George A. Scigliano (/ˌʃiːliˈɑːnoʊ/ SHEE-lee-AH-noh; August 26, 1874 – June 17, 1906) was an influential leader in the Italian-American community of Boston, Massachusetts. As a member of the Boston Common Council and Massachusetts legislature, he worked to improve the lives of Italian immigrants.

==Biography==
Scigliano was born on August 26, 1874, in Boston's North End. His parents were immigrants from the town of Scigliano in the Cosenza province of Calabria, southern Italy. After attending the Eliot School and the Boston University School of Law, he was admitted to the bar in 1899.

In 1900, Scigliano was elected to the Boston Common Council, where he served three one-year terms. In 1903, he was elected to the Massachusetts House of Representatives, where he served until his death in 1906. While in office, he introduced legislation to regulate the loosely run "immigrant banks" which were notorious for cheating poorly educated Italian immigrants out of their savings. He also filed a bill to abolish the exploitative padrone system of employment, in which unsuspecting immigrants were charged exorbitant fees for jobs and housing and bilked out of most of their earnings.

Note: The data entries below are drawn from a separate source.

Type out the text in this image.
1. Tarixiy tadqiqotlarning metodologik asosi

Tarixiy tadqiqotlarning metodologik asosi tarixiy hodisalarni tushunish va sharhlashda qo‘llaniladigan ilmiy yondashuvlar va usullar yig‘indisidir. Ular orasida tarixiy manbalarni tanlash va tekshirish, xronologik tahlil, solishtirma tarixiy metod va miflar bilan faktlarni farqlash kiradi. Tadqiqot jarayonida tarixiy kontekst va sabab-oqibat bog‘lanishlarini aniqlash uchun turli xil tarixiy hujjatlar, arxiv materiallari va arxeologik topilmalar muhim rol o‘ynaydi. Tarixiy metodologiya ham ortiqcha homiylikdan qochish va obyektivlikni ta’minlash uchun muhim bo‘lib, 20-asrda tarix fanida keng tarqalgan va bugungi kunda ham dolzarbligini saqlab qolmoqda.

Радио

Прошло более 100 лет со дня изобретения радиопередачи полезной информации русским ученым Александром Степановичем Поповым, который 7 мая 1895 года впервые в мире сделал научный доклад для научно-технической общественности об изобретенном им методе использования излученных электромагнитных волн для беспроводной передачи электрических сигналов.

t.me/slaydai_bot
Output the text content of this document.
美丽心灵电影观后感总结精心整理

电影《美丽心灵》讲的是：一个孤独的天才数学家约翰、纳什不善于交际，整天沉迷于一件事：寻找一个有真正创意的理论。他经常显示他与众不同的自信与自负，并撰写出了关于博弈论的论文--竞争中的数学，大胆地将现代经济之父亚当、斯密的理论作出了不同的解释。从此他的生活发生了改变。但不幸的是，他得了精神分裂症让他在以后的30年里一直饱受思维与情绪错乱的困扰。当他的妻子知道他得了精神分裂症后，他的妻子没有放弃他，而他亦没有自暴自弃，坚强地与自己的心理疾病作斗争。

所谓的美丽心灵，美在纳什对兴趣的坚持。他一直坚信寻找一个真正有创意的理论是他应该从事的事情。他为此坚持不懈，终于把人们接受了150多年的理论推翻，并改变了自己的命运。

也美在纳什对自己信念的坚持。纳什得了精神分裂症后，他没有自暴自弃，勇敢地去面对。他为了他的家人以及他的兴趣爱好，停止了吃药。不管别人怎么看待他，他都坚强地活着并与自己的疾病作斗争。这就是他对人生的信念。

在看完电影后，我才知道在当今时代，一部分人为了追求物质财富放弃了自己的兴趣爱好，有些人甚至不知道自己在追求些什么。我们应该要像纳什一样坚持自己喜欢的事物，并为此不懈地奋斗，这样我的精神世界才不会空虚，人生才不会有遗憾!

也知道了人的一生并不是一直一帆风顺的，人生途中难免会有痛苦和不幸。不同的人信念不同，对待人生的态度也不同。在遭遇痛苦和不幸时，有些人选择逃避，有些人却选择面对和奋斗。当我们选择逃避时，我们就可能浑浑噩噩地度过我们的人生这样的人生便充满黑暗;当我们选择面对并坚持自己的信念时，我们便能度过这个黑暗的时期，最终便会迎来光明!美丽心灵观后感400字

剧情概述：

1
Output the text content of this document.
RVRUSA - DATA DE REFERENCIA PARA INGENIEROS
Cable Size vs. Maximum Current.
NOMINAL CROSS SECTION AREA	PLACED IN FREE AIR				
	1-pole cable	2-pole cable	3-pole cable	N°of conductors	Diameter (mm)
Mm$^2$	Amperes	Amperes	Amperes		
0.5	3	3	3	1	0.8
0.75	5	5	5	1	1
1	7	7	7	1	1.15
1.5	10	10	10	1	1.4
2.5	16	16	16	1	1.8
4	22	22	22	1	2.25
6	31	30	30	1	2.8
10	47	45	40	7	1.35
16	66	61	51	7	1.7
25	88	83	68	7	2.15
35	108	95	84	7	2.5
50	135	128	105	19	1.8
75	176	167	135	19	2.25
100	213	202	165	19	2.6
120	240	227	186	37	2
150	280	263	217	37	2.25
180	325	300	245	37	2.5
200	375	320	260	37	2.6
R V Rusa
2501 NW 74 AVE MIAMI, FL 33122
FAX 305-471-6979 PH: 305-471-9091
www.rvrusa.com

Scigliano founded the Italian Protective League of Boston, a benevolent society for new immigrants; helped form the first Italian labor union in the North End; worked to defeat a bill that would have required workers to be naturalized; helped establish a cemetery for Italians in Forest Hills; and established October 12 as Columbus Day in Massachusetts. He also wrote and spoke eloquently in defense of Italians at a time when they were often characterized as an undesirable or criminal class. For example, in 1901, when Senator George Frisbie Hoar stated publicly that Italian and Portuguese immigrants were "absolutely unfit" for U.S. citizenship, Scigliano's rebuttal was published in several Boston newspapers.

The Italian, a people descended from the ancient Roman dynasty which conquered all of the then known world and educated it; which entered and conquered England at a time when the ancestors of our able senator were roaming savages, opened up their country and taught them the meaning of citizenship as comprehended by a civilized people, has been violently attacked by him...

In recognition of his service to Italian-Americans, Scigliano was made a cavalier of the crown by King Victor Emmanuel III of Italy in 1905.

Scigliano died of a kidney ailment in Millbury, Massachusetts, on June 17, 1906, at the age of 31. He was survived by his wife and three children. His funeral procession was one of the largest in the history of the North End.

After his death, North End residents lobbied to build a monument to him in the historic North Square and rename it Scigliano Square. Instead, the North End Park near Copp's Hill was renamed Scigliano Park in his honor.